I got a hold of Leon Koziol's official announcement statement yesterday, and as I read through it, I find that I'm darkly amused by portrait it paints of Koziol the candidate. There's too much absurdity to address all at once, so I'll have to take Koziol's announcement on bit by bit.
Here's today's bit: Apparently, Leon Koziol regards free speech as outside of the American tradition of constitutional law.
I'm not kidding. Consider these statements from Koziol's announcement statement:
"We've allowed extremists to exploit free speech over the dignity and symbolism of the American flag."
"Dignity means an adherence to traditional notions of our constitutional rights."
Is this the stuff of thing they teach in law school these days?
Mr. Koziol, freedom of speech was put into the Bill of Rights because the Founding Fathers wanted it to be exploited. To exploit something is to use it. If we're not supposed to use our free speech rights, what good are they?

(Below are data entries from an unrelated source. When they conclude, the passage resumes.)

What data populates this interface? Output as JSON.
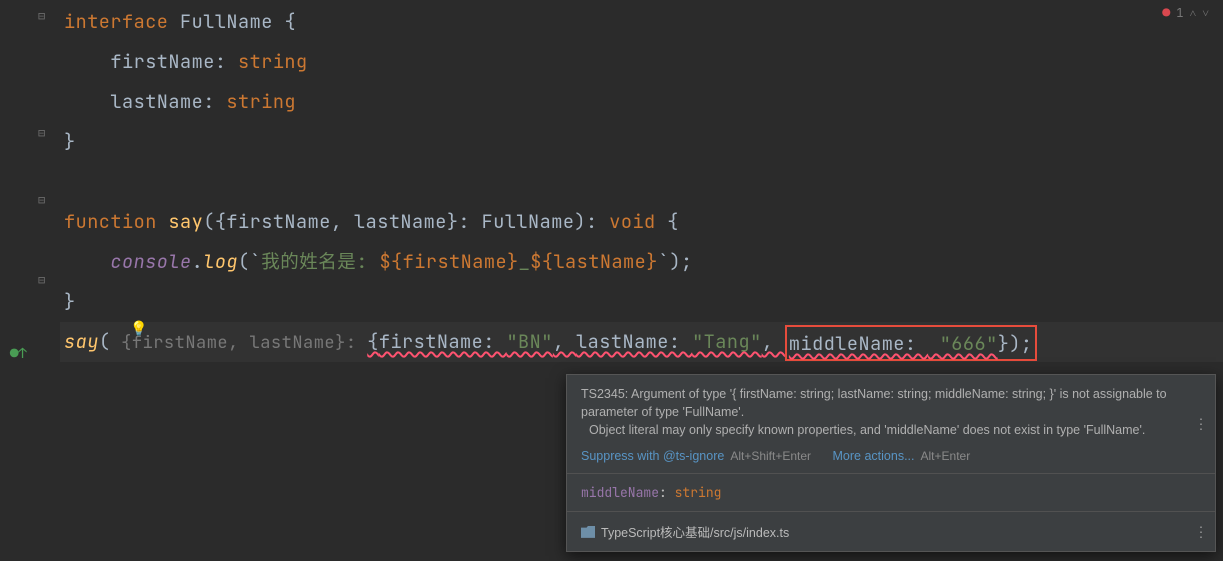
{
  "problems": {
    "error_count": "1"
  },
  "code": {
    "l1": {
      "kw": "interface",
      "name": "FullName",
      "open": "{"
    },
    "l2": {
      "prop": "firstName",
      "colon": ": ",
      "type": "string"
    },
    "l3": {
      "prop": "lastName",
      "colon": ": ",
      "type": "string"
    },
    "l4": {
      "close": "}"
    },
    "l6": {
      "kw": "function",
      "name": "say",
      "params": "({firstName, lastName}: FullName): ",
      "ret": "void",
      "open": " {"
    },
    "l7": {
      "obj": "console",
      "dot": ".",
      "method": "log",
      "open": "(`",
      "tmpl1": "我的姓名是: ",
      "expr1": "${firstName}",
      "sep": "_",
      "expr2": "${lastName}",
      "close": "`);"
    },
    "l8": {
      "close": "}"
    },
    "l10": {
      "fn": "say",
      "open": "(",
      "hint": " {firstName, lastName}: ",
      "obj_open": "{",
      "p1": "firstName: ",
      "v1": "\"BN\"",
      "c1": ", ",
      "p2": "lastName: ",
      "v2": "\"Tang\"",
      "c2": ", ",
      "p3": "middleName: ",
      "v3": "\"666\"",
      "obj_close": "}",
      "close": ");"
    }
  },
  "tooltip": {
    "msg1": "TS2345: Argument of type '{ firstName: string; lastName: string; middleName: string; }' is not assignable to parameter of type 'FullName'.",
    "msg2": "Object literal may only specify known properties, and 'middleName' does not exist in type 'FullName'.",
    "suppress_label": "Suppress with @ts-ignore",
    "suppress_shortcut": "Alt+Shift+Enter",
    "more_label": "More actions...",
    "more_shortcut": "Alt+Enter",
    "sig_prop": "middleName",
    "sig_colon": ": ",
    "sig_type": "string",
    "path": "TypeScript核心基础/src/js/index.ts"
  }
}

I suppose that Leon Koziol's idea is that free speech is okay, just so long as extremists don't use it. Any intelligent person can understand that a free speech that is available only to people perceived as moderates is no free speech at all. After all, who gets to decide who is an extremist and who is not? If someone like Leon Koziol were to make that decision, then anyone who supports the right of people to use the American flag as a part of a nonviolent free speech protest would be cast as an extremist, and would be deprived of free speech rights. It's kind of circular, isn't it? In this mindset, anyone who demands free speech is automatically regarded as too extreme to be allowed to have free speech. Is this Leon Koziol's vision for America? Free speech for everyone who agrees to sit down and be quiet?
I know that Mr. Koziol claims to be a super attorney with extraordinary skills of persuasion, but I'm just not buying his argument here. You see, I paid attention to social studies class when I was in high school, and to this day, I remember that America's "traditional notions of our constitutional rights" include freedom of speech, no matter how unpopular that speech is.
Maybe Leon Koziol doesn't like it when people burn American flags. That's his right, although flag burning is hardly a national crisis. Last year, only one or two protests in the United States including the burning of an American flag. Nobody in the 24th district has burned an American flag in a protest for as long as anyone can remember, if ever. So, I think it's kind of weird, and kind of pathetic, that Koziol has decided to make opposition to flag burning a major plank in his campaign for the Democratic nomination. He might as well take a stand against the growing of palm trees in Upstate New York backyard gardens.
Koziol doesn't like the rare practice of flag burning. I, on the other hand, don't particularly like mimes. I think they're annoying, with their pasty faces and little black berets. The difference between myself and Leon Koziol is that I think it ought to be legal for people to use their free speech rights to annoy me. Mr. Koziol? He just doesn't think annoying him ought to be allowed.
I haven't made an endorsement of any of the Democratic congressional candidates in the 24th district congressional race yet. I need to hear a lot more from Bruce Tytler and Michael Arcuri before I make a decision. However, after looking at the material Leon Koziol has created to promote his candidacy, I know for sure one Democratic candidate that I will not give my support to. For his dim-witted stand against free speech alone, I can now offer my hearty dis-endorsement of Koziol for Congress.